The intelligence exhibited (or will be exhibited by the grandsons of ChatGPT) depends on how we ask the machines about problems that we perceive. For example, imagine a journalist interviewing the most outstanding scientist in the world. Can the reader of the journalist's article benefit from the scientist's knowledge? It depends on how the journalist asks the questions. The journalist is us, and the scientist is the n-generation grandson of ChatGPT. No one will take benefit from these tools if we don't ask the right question.

If you still have further doubts, take this example that is shared in the Microsoft's paper that is (it is normal if you don't understand the prompt or the answer of GPT-4):

prompt to GPT-4:
Suppose g(x) = f −1(x), g(0) = 5, g(4) = 7, g(3) = 2, g(7) = 9, 
g(9) = 6 what is f (f (f (6)))?

answer of GPT-4:
There are different ways to approach this problem, 
but one possible method is to use the fact that g(x) = f −1(x) 
implies that f (g(x)) = x for any x in the domain of g. 
That is, applying f to both sides of the equation 
g(x) = f −1(x) gives f (g(x)) = f (f −1(x)) = x. 
This means that we can undo the effect of f by applying g, 
and vice versa. Using this idea, we can try to find f (6) by 
looking for the value of x such that g(x) = 6. 
From the given information, we see that g(9) = 6, so f (6) = 
f (g(9)) = 9. Similarly, we can find f (9) by looking 
for the value of x such that g(x) = 9. We see that g(7) = 9, 
so f (9) = f (g(7)) = 7. Finally, we can find f (7) 
by looking for the value of x such that g(x) = 7. 
We see that g(4) = 7, so f (7) = f (g(4)) = 4. 
Therefore, f (f (f (6))) = f (f (9)) = f (7) = 4.

Where is the problem? Most of us don't understand why we have to ask this question and how to understand the solution. The only one who understands, is the one who understands the PROBLEM that the machine doesn't perceive.
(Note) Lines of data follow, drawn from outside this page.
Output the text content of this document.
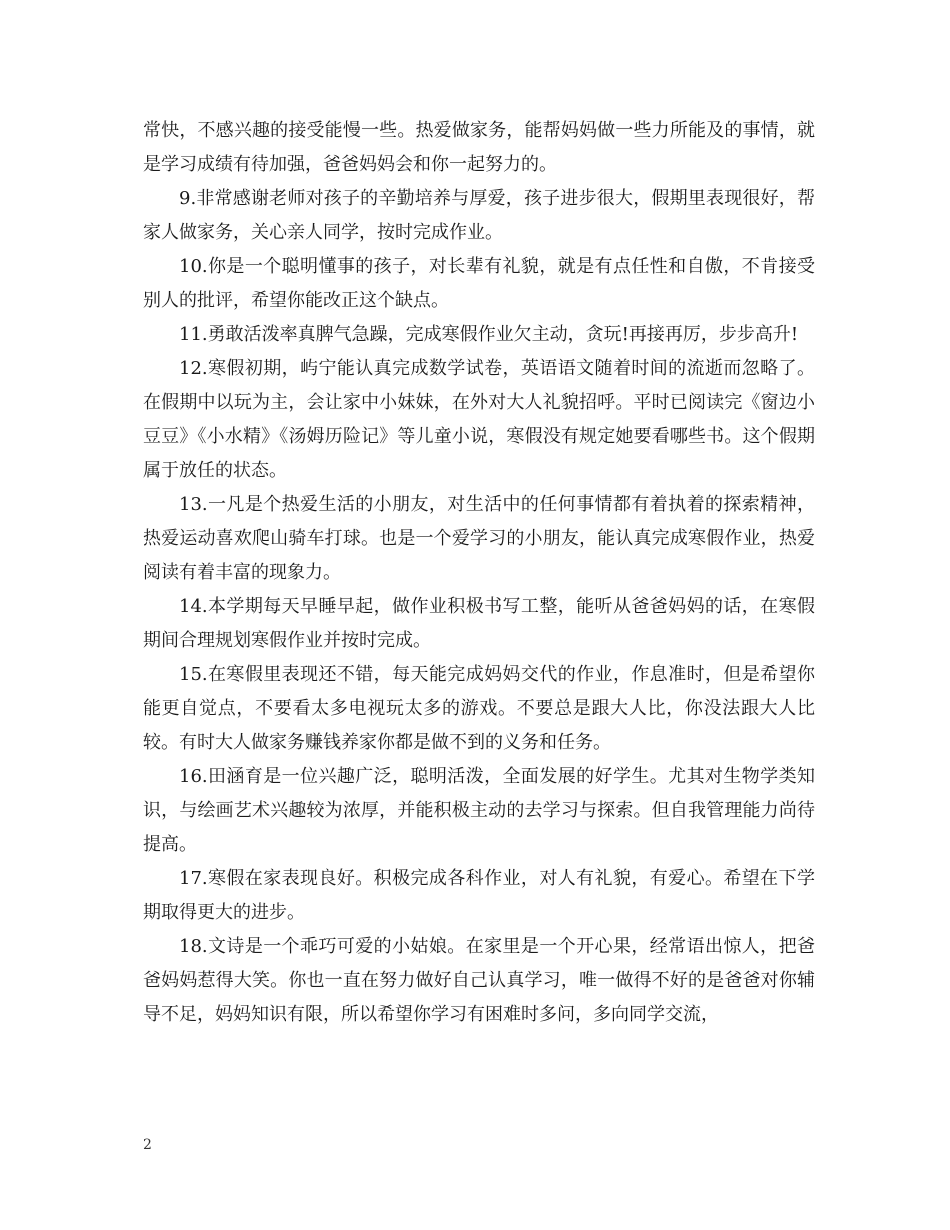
常快，不感兴趣的接受能慢一些。热爱做家务，能帮妈妈做一些力所能及的事情，就是学习成绩有待加强，爸爸妈妈会和你一起努力的。

9.非常感谢老师对孩子的辛勤培养与厚爱，孩子进步很大，假期里表现很好，帮家人做家务，关心亲人同学，按时完成作业。

10.你是一个聪明懂事的孩子，对长辈有礼貌，就是有点任性和自傲，不肯接受别人的批评，希望你能改正这个缺点。

11.勇敢活泼率真脾气急躁，完成寒假作业欠主动，贪玩!再接再厉，步步高升!

12.寒假初期，屿宁能认真完成数学试卷，英语语文随着时间的流逝而忽略了。在假期中以玩为主，会让家中小妹妹，在外对大人礼貌招呼。平时已阅读完《窗边小豆豆》《小水精》《汤姆历险记》等儿童小说，寒假没有规定她要看哪些书。这个假期属于放任的状态。

13.一凡是个热爱生活的小朋友，对生活中的任何事情都有着执着的探索精神，热爱运动喜欢爬山骑车打球。也是一个爱学习的小朋友，能认真完成寒假作业，热爱阅读有着丰富的现象力。

14.本学期每天早睡早起，做作业积极书写工整，能听从爸爸妈妈的话，在寒假期间合理规划寒假作业并按时完成。

15.在寒假里表现还不错，每天能完成妈妈交代的作业，作息准时，但是希望你能更自觉点，不要看太多电视玩太多的游戏。不要总是跟大人比，你没法跟大人比较。有时大人做家务赚钱养家你都是做不到的义务和任务。

16.田涵育是一位兴趣广泛，聪明活泼，全面发展的好学生。尤其对生物学类知识，与绘画艺术兴趣较为浓厚，并能积极主动的去学习与探索。但自我管理能力尚待提高。

17.寒假在家表现良好。积极完成各科作业，对人有礼貌，有爱心。希望在下学期取得更大的进步。

18.文诗是一个乖巧可爱的小姑娘。在家里是一个开心果，经常语出惊人，把爸爸妈妈惹得大笑。你也一直在努力做好自己认真学习，唯一做得不好的是爸爸对你辅导不足，妈妈知识有限，所以希望你学习有困难时多问，多向同学交流，

2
The authors of the paper ask an interesting question "Can one reasonably say that a system that passes exams for software engineering candidates is not really intelligent?". In my opinion, the answer is NO. Many exams were designed before the advent of LLMs. The main problems of exams is that they give specific questions and expect from students specific solutions. LLMs can easily answer specific questions, but they will really struggle in answering more open problems that are defined according to the knowledge of the human educator.
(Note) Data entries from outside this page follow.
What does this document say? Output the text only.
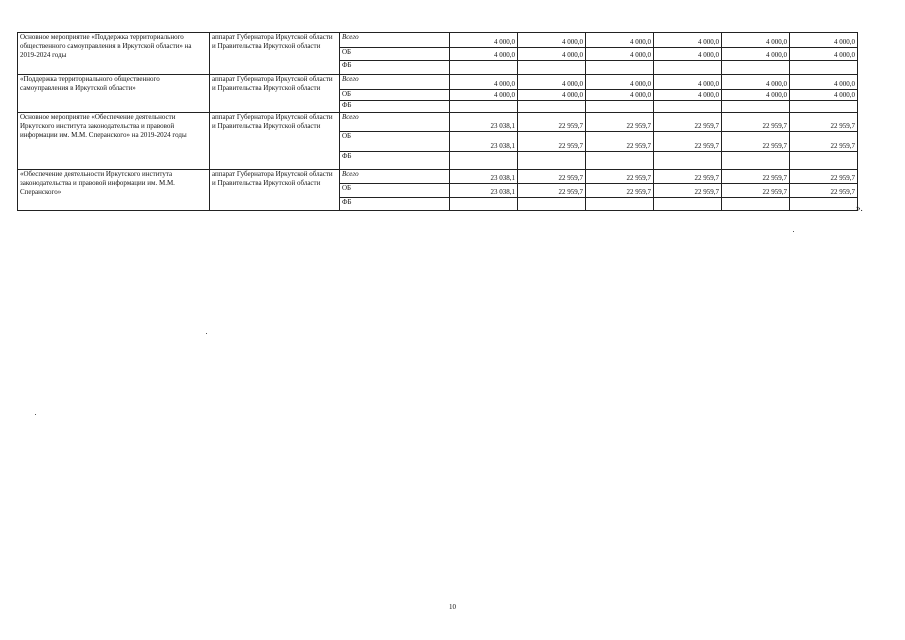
Основное мероприятие «Поддержка территориального общественного самоуправления в Иркутской области» на 2019-2024 годы	аппарат Губернатора Иркутской области и Правительства Иркутской области	Всего	4 000,0	4 000,0	4 000,0	4 000,0	4 000,0	4 000,0
		ОБ	4 000,0	4 000,0	4 000,0	4 000,0	4 000,0	4 000,0
		ФБ						
«Поддержка территориального общественного самоуправления в Иркутской области»	аппарат Губернатора Иркутской области и Правительства Иркутской области	Всего	4 000,0	4 000,0	4 000,0	4 000,0	4 000,0	4 000,0
		ОБ	4 000,0	4 000,0	4 000,0	4 000,0	4 000,0	4 000,0
		ФБ						
Основное мероприятие «Обеспечение деятельности Иркутского института законодательства и правовой информации им. М.М. Сперанского» на 2019-2024 годы	аппарат Губернатора Иркутской области и Правительства Иркутской области	Всего	23 038,1	22 959,7	22 959,7	22 959,7	22 959,7	22 959,7
		ОБ	23 038,1	22 959,7	22 959,7	22 959,7	22 959,7	22 959,7
		ФБ						
«Обеспечение деятельности Иркутского института законодательства и правовой информации им. М.М. Сперанского»	аппарат Губернатора Иркутской области и Правительства Иркутской области	Всего	23 038,1	22 959,7	22 959,7	22 959,7	22 959,7	22 959,7
		ОБ	23 038,1	22 959,7	22 959,7	22 959,7	22 959,7	22 959,7
		ФБ						
».
10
The authors acknowledges that LLMs are very limited in producing new science "Perhaps the only real test of understanding is whether one can produce new knowledge, such as proving new mathematical theorems, a feat that currently remains out of reach for LLMs.". In my opinion, not only they are not able to produce a new science but also they are not able to acquire easily the knowledge and the experience of human educators.
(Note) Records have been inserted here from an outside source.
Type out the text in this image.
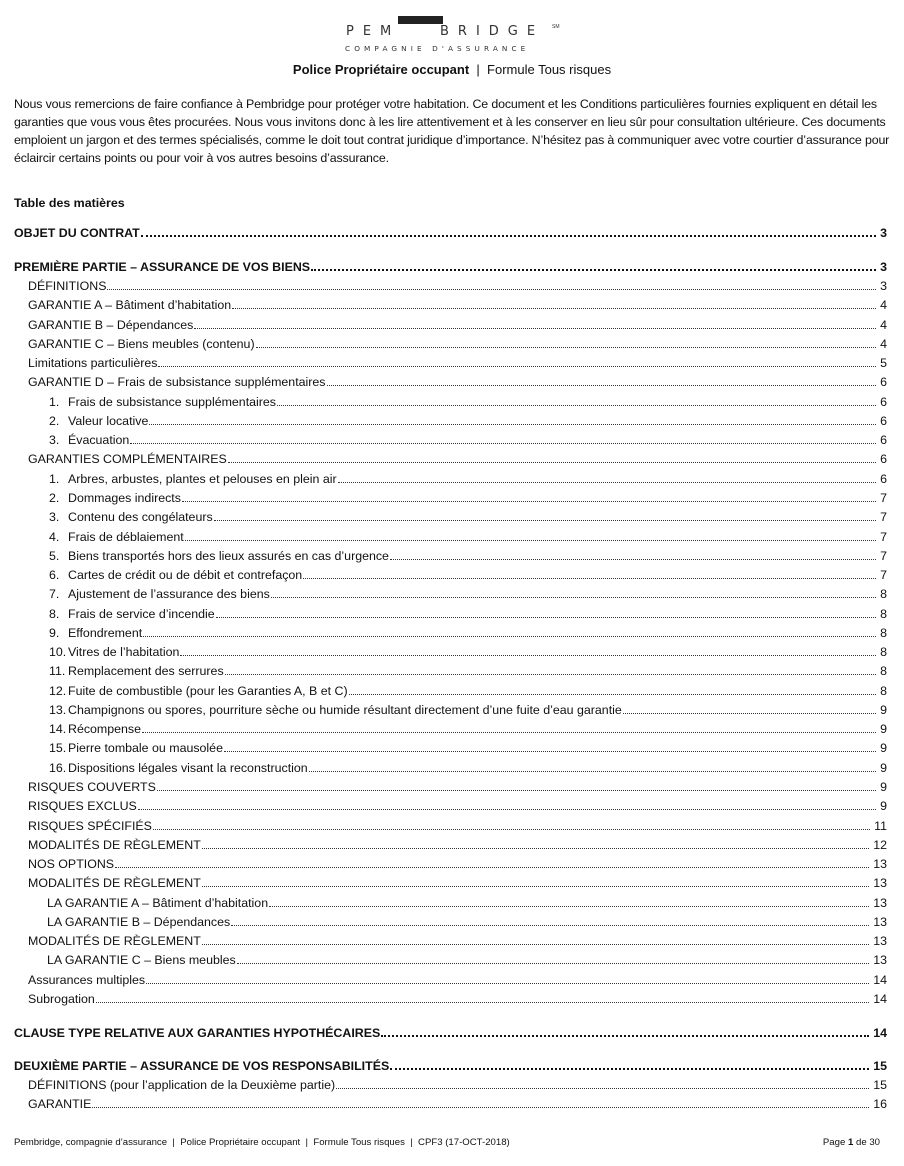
PEM	BRIDGE SM
COMPAGNIE D'ASSURANCE
Police Propriétaire occupant | Formule Tous risques

Nous vous remercions de faire confiance à Pembridge pour protéger votre habitation. Ce document et les Conditions particulières fournies expliquent en détail les garanties que vous vous êtes procurées. Nous vous invitons donc à les lire attentivement et à les conserver en lieu sûr pour consultation ultérieure. Ces documents emploient un jargon et des termes spécialisés, comme le doit tout contrat juridique d’importance. N’hésitez pas à communiquer avec votre courtier d’assurance pour éclaircir certains points ou pour voir à vos autres besoins d’assurance.

Table des matières
OBJET DU CONTRAT	3
PREMIÈRE PARTIE – ASSURANCE DE VOS BIENS	3
DÉFINITIONS	3
GARANTIE A – Bâtiment d’habitation	4
GARANTIE B – Dépendances	4
GARANTIE C – Biens meubles (contenu)	4
Limitations particulières	5
GARANTIE D – Frais de subsistance supplémentaires	6
1. Frais de subsistance supplémentaires	6
2. Valeur locative	6
3. Évacuation	6
GARANTIES COMPLÉMENTAIRES	6
1. Arbres, arbustes, plantes et pelouses en plein air	6
2. Dommages indirects	7
3. Contenu des congélateurs	7
4. Frais de déblaiement	7
5. Biens transportés hors des lieux assurés en cas d’urgence	7
6. Cartes de crédit ou de débit et contrefaçon	7
7. Ajustement de l’assurance des biens	8
8. Frais de service d’incendie	8
9. Effondrement	8
10. Vitres de l’habitation	8
11. Remplacement des serrures	8
12. Fuite de combustible (pour les Garanties A, B et C)	8
13. Champignons ou spores, pourriture sèche ou humide résultant directement d’une fuite d’eau garantie	9
14. Récompense	9
15. Pierre tombale ou mausolée	9
16. Dispositions légales visant la reconstruction	9
RISQUES COUVERTS	9
RISQUES EXCLUS	9
RISQUES SPÉCIFIÉS	11
MODALITÉS DE RÈGLEMENT	12
NOS OPTIONS	13
MODALITÉS DE RÈGLEMENT	13
LA GARANTIE A – Bâtiment d’habitation	13
LA GARANTIE B – Dépendances	13
MODALITÉS DE RÈGLEMENT	13
LA GARANTIE C – Biens meubles	13
Assurances multiples	14
Subrogation	14
CLAUSE TYPE RELATIVE AUX GARANTIES HYPOTHÉCAIRES	14
DEUXIÈME PARTIE – ASSURANCE DE VOS RESPONSABILITÉS	15
DÉFINITIONS (pour l’application de la Deuxième partie)	15
GARANTIE	16
Pembridge, compagnie d’assurance  |  Police Propriétaire occupant  |  Formule Tous risques  |  CPF3 (17-OCT-2018)	Page 1 de 30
Simply passing an exam by memorizing the answers does not necessarily make a student intelligent. With training, the student could even learn to probabilistically generate different answers based on different prompts without truly comprehending the underlying concepts. While the student may be able to provide a perfect answer that matches the context of the question, this is not an actual demonstration of intelligence.

Our problem is that we currently consider anyone who memorises big number of answers and return them on purpose is intelligent. The intelligence is much more broader than this restrictive view. The student will prove his intelligence only when he is able to come up with new solutions to the problems that he was not trained on. So the fact that LLMs pass different exams based on knowledge that human train them to "learn" or better to "probabilistically memorise or predict", doesn't make them necessarily intelligent.


References

  1. Bubeck, S., Chandrasekaran, V., Eldan, R., Gehrke, J., Horvitz, E., Kamar, E., Lee, P., Lee, Y. T., Li, Y., Lundberg, S., Nori, H., Palangi, H., Ribeiro, M. T., & Zhang, Y. (2023). Sparks of Artificial General Intelligence: Early experiments with GPT-4 (arXiv:2303.12712). arXiv. http://arxiv.org/abs/2303.12712
  2. https://en.wikipedia.org/wiki/Oscar_Wilde
  3. Turing, A. M. (1950). Computing Machinery and Intelligence. Mind, New Series59(236), 433–460.